Gorkows Methode ist begründeter Enthusiasmus. Er wirft sich den Gesprächspartnern mit Anlauf in die Arme. Noch im Flug stellt er die erste Frage, die meist derart liebenswert klug und auf Augenhöhe formuliert ist, dass die sonst in blickdichten PR-Kokons steckenden Prominenten ihn instinktiv auffangen, weil sie in Sekundenbruchteilen begreifen, dass ihnen hier jemand die Chance bietet, aus dem endlosen Monolog auszubrechen.
Capote, der sich um den Konsens nicht scherte, hielt Mick Jagger für ähnlich sexy wie eine pinkelnde Kröte: keine ideale Dialoggrundlage. Gorkow dagegen ruft dem Bühnenkönig enthusiastisch zu: Sieh mal, wie fein ich mich für dich gemacht habe, du Modeungeheuer. Den Rockvater erinnert er, das ist Standardnettigkeit, an den Bluesmusiker Memphis Slim. Gorkow aber gibt schlagfertig zurück: "War der nicht ganz leicht untersetzt?" Jagger stellt (schief) richtig: "Er war großartig" - und hat bereits Geschmack gefunden an seinem Gegenüber. Mehrfach fragt er nun rhetorisch zurück: "Was glauben Sie denn?" Und jedes Mal hat Gorkow, das macht seine Klasse aus, eine überraschend gute Antwort parat.

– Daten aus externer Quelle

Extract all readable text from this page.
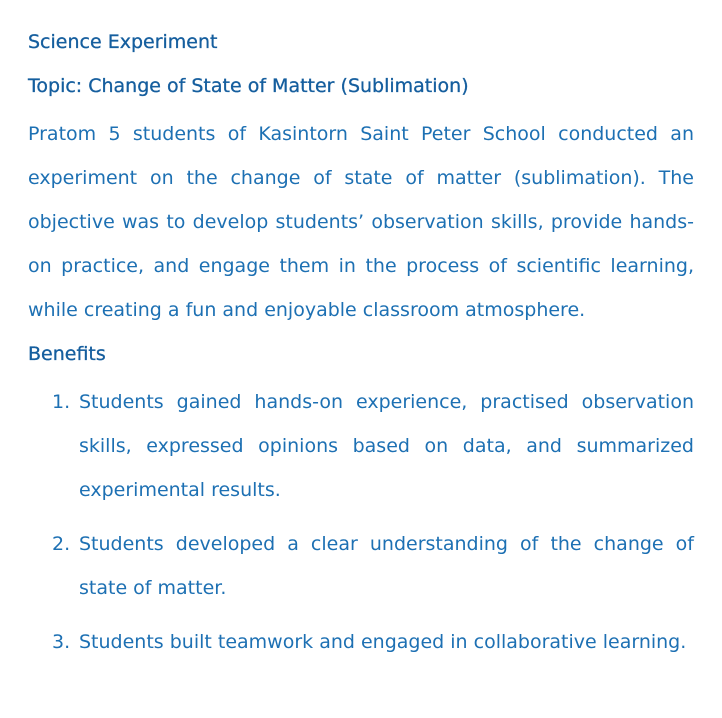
Science Experiment
Topic: Change of State of Matter (Sublimation)

Pratom 5 students of Kasintorn Saint Peter School conducted an experiment on the change of state of matter (sublimation). The objective was to develop students’ observation skills, provide hands-on practice, and engage them in the process of scientific learning, while creating a fun and enjoyable classroom atmosphere.

Benefits
1. Students gained hands-on experience, practised observation skills, expressed opinions based on data, and summarized experimental results.
2. Students developed a clear understanding of the change of state of matter.
3. Students built teamwork and engaged in collaborative learning.
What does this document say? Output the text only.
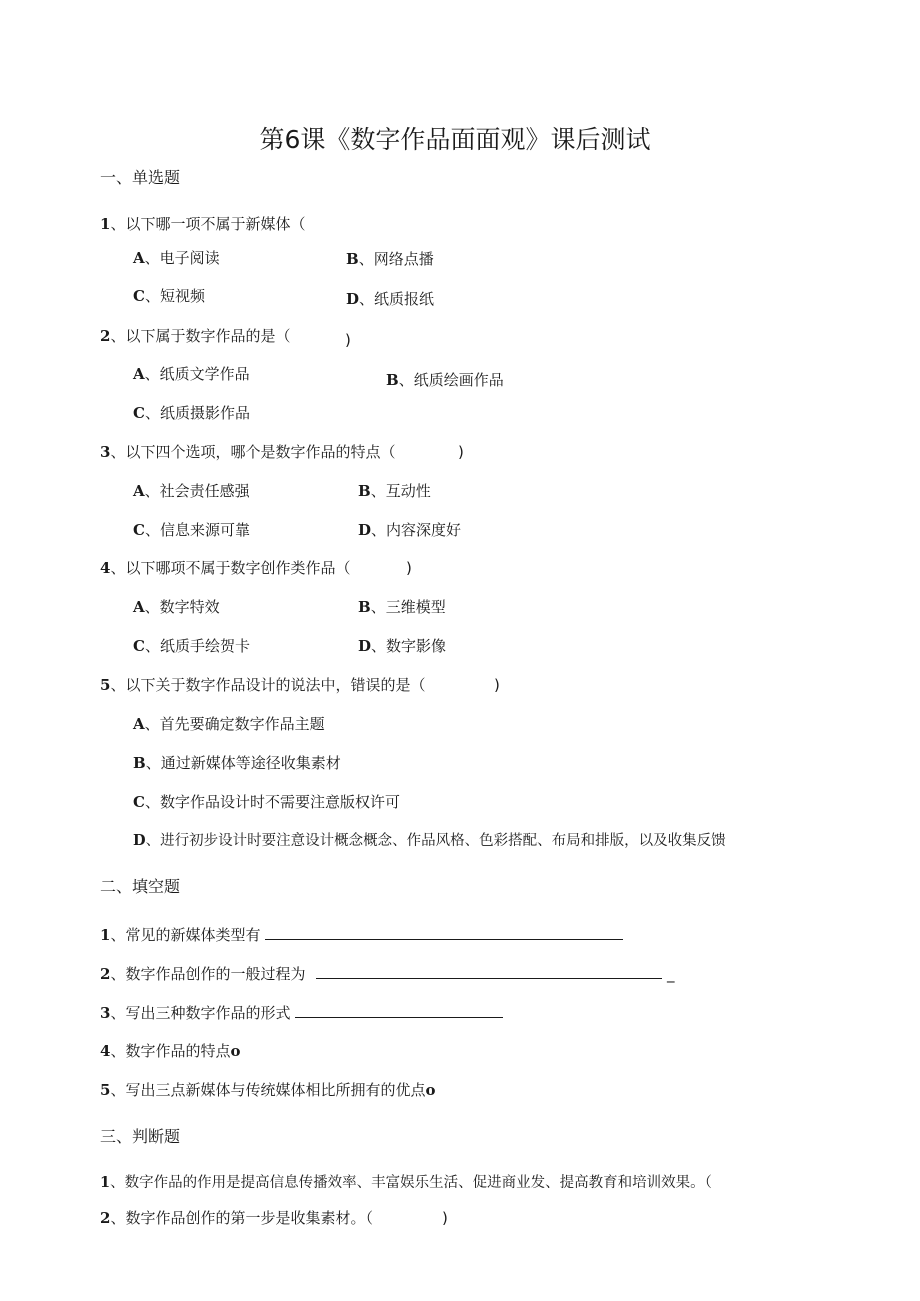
第6课《数字作品面面观》课后测试
一、单选题
1、以下哪一项不属于新媒体（
A、电子阅读	B、网络点播
C、短视频	D、纸质报纸
2、以下属于数字作品的是（	)
A、纸质文学作品	B、纸质绘画作品
C、纸质摄影作品
3、以下四个选项，哪个是数字作品的特点（	)
A、社会责任感强	B、互动性
C、信息来源可靠	D、内容深度好
4、以下哪项不属于数字创作类作品（	)
A、数字特效	B、三维模型
C、纸质手绘贺卡	D、数字影像
5、以下关于数字作品设计的说法中，错误的是（	)
A、首先要确定数字作品主题
B、通过新媒体等途径收集素材
C、数字作品设计时不需要注意版权许可
D、进行初步设计时要注意设计概念概念、作品风格、色彩搭配、布局和排版，以及收集反馈
二、填空题
1、常见的新媒体类型有
2、数字作品创作的一般过程为	_
3、写出三种数字作品的形式
4、数字作品的特点o
5、写出三点新媒体与传统媒体相比所拥有的优点o
三、判断题
1、数字作品的作用是提高信息传播效率、丰富娱乐生活、促进商业发、提高教育和培训效果。（
2、数字作品创作的第一步是收集素材。（	)
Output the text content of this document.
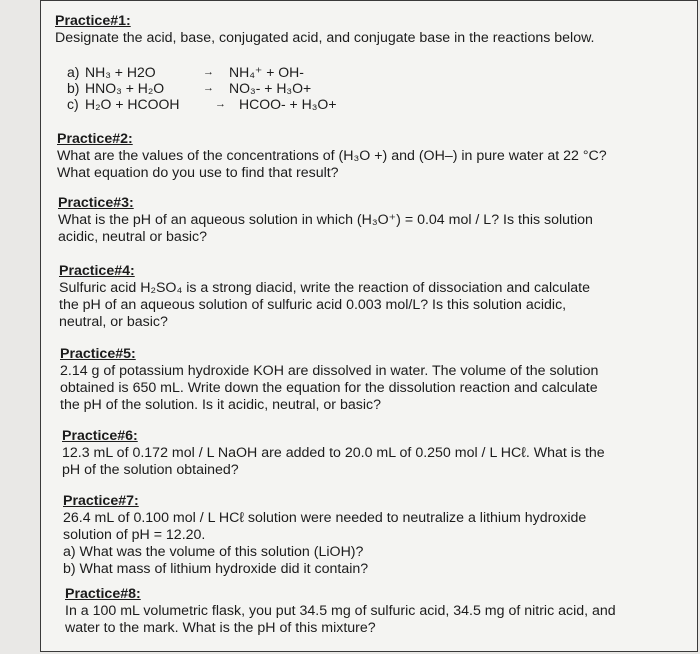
Practice#1:
Designate the acid, base, conjugated acid, and conjugate base in the reactions below.
a) NH₃ + H2O	→ NH₄⁺ + OH-
b) HNO₃ + H₂O	→ NO₃- + H₃O+
c) H₂O + HCOOH	→ HCOO- + H₃O+
Practice#2:
What are the values of the concentrations of (H₃O +) and (OH–) in pure water at 22 °C?
What equation do you use to find that result?
Practice#3:
What is the pH of an aqueous solution in which (H₃O⁺) = 0.04 mol / L? Is this solution
acidic, neutral or basic?
Practice#4:
Sulfuric acid H₂SO₄ is a strong diacid, write the reaction of dissociation and calculate
the pH of an aqueous solution of sulfuric acid 0.003 mol/L? Is this solution acidic,
neutral, or basic?
Practice#5:
2.14 g of potassium hydroxide KOH are dissolved in water. The volume of the solution
obtained is 650 mL. Write down the equation for the dissolution reaction and calculate
the pH of the solution. Is it acidic, neutral, or basic?
Practice#6:
12.3 mL of 0.172 mol / L NaOH are added to 20.0 mL of 0.250 mol / L HCℓ. What is the
pH of the solution obtained?
Practice#7:
26.4 mL of 0.100 mol / L HCℓ solution were needed to neutralize a lithium hydroxide
solution of pH = 12.20.
a) What was the volume of this solution (LiOH)?
b) What mass of lithium hydroxide did it contain?
Practice#8:
In a 100 mL volumetric flask, you put 34.5 mg of sulfuric acid, 34.5 mg of nitric acid, and
water to the mark. What is the pH of this mixture?
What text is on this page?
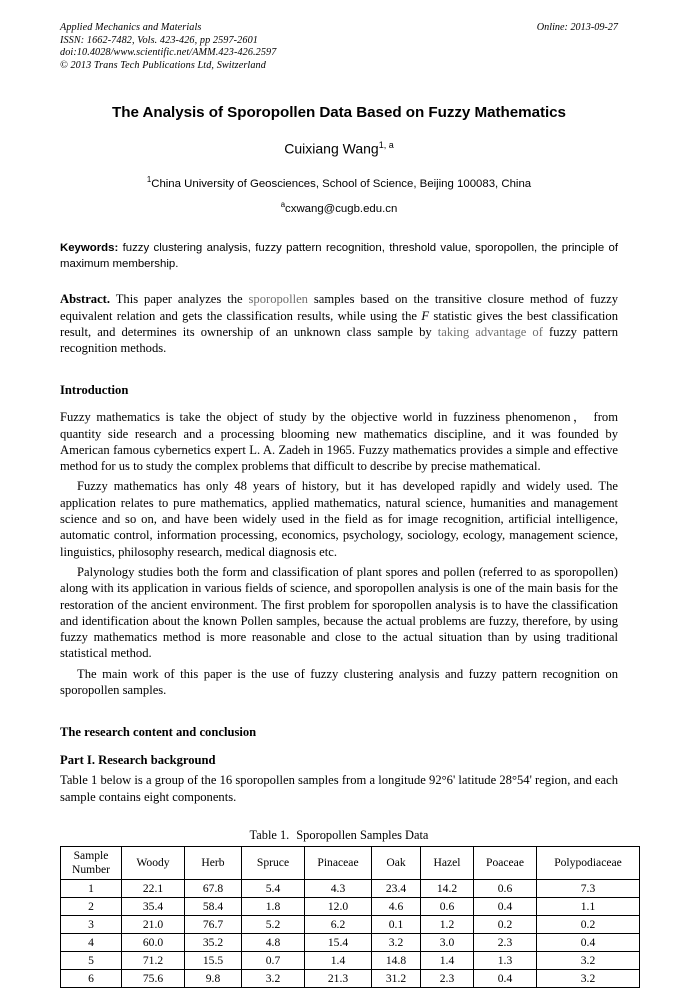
Applied Mechanics and Materials
ISSN: 1662-7482, Vols. 423-426, pp 2597-2601
doi:10.4028/www.scientific.net/AMM.423-426.2597
© 2013 Trans Tech Publications Ltd, Switzerland
Online: 2013-09-27
The Analysis of Sporopollen Data Based on Fuzzy Mathematics
Cuixiang Wang$^{1, a}$
$^1$China University of Geosciences, School of Science, Beijing 100083, China
$^a$cxwang@cugb.edu.cn
Keywords: fuzzy clustering analysis, fuzzy pattern recognition, threshold value, sporopollen, the principle of maximum membership.
Abstract. This paper analyzes the sporopollen samples based on the transitive closure method of fuzzy equivalent relation and gets the classification results, while using the F statistic gives the best classification result, and determines its ownership of an unknown class sample by taking advantage of fuzzy pattern recognition methods.
Introduction

Fuzzy mathematics is take the object of study by the objective world in fuzziness phenomenon， from quantity side research and a processing blooming new mathematics discipline, and it was founded by American famous cybernetics expert L. A. Zadeh in 1965. Fuzzy mathematics provides a simple and effective method for us to study the complex problems that difficult to describe by precise mathematical.

Fuzzy mathematics has only 48 years of history, but it has developed rapidly and widely used. The application relates to pure mathematics, applied mathematics, natural science, humanities and management science and so on, and have been widely used in the field as for image recognition, artificial intelligence, automatic control, information processing, economics, psychology, sociology, ecology, management science, linguistics, philosophy research, medical diagnosis etc.

Palynology studies both the form and classification of plant spores and pollen (referred to as sporopollen) along with its application in various fields of science, and sporopollen analysis is one of the main basis for the restoration of the ancient environment. The first problem for sporopollen analysis is to have the classification and identification about the known Pollen samples, because the actual problems are fuzzy, therefore, by using fuzzy mathematics method is more reasonable and close to the actual situation than by using traditional statistical method.

The main work of this paper is the use of fuzzy clustering analysis and fuzzy pattern recognition on sporopollen samples.

The research content and conclusion
Part I. Research background

Table 1 below is a group of the 16 sporopollen samples from a longitude 92°6' latitude 28°54' region, and each sample contains eight components.

Table 1. Sporopollen Samples Data
Sample
Number	Woody	Herb	Spruce	Pinaceae	Oak	Hazel	Poaceae	Polypodiaceae
1	22.1	67.8	5.4	4.3	23.4	14.2	0.6	7.3
2	35.4	58.4	1.8	12.0	4.6	0.6	0.4	1.1
3	21.0	76.7	5.2	6.2	0.1	1.2	0.2	0.2
4	60.0	35.2	4.8	15.4	3.2	3.0	2.3	0.4
5	71.2	15.5	0.7	1.4	14.8	1.4	1.3	3.2
6	75.6	9.8	3.2	21.3	31.2	2.3	0.4	3.2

So dringt er selbst zu Menschen durch, deren Egos groß wie Flugzeugträger sind.
Bruce Willis bügelt die Eingangsfrage zum "Die Hard"-Polizisten McClane routiniert ab mit der Gegenfrage: "Was ist das für ein Typ für Sie?" Er hat nicht mit Gorkows Detailkenntnis gerechnet, der ihm nun die konservativen Eigenschaften McClanes vorbetet und damit schließt, der gute Mann sei etwas aus der Zeit gefallen. Willis ist erstaunt. "Er hat keine Ahnung von Computern, er dreht bei einem Song von ,Creedence Clearwater Revival' das Radio lauter, solche Sachen, er ist ein bisschen: lustiger weißer Durchschnitt. Nicht wahr?" Willis ist beeindruckt: "Hm, wow . . . okay." Zwei Antworten weiter scheint er fast überzeugt, dass McClane ein Clown ist, ein Gedanke, der ihm noch nie kam. Das Gespräch wird selbstverständlich großartig und die vereinbarte Zeit weit überschritten, so wenig Gorkow einen Hehl daraus macht, in der Irak-Krieg-Frage sehr weit von Willis entfernt zu sein.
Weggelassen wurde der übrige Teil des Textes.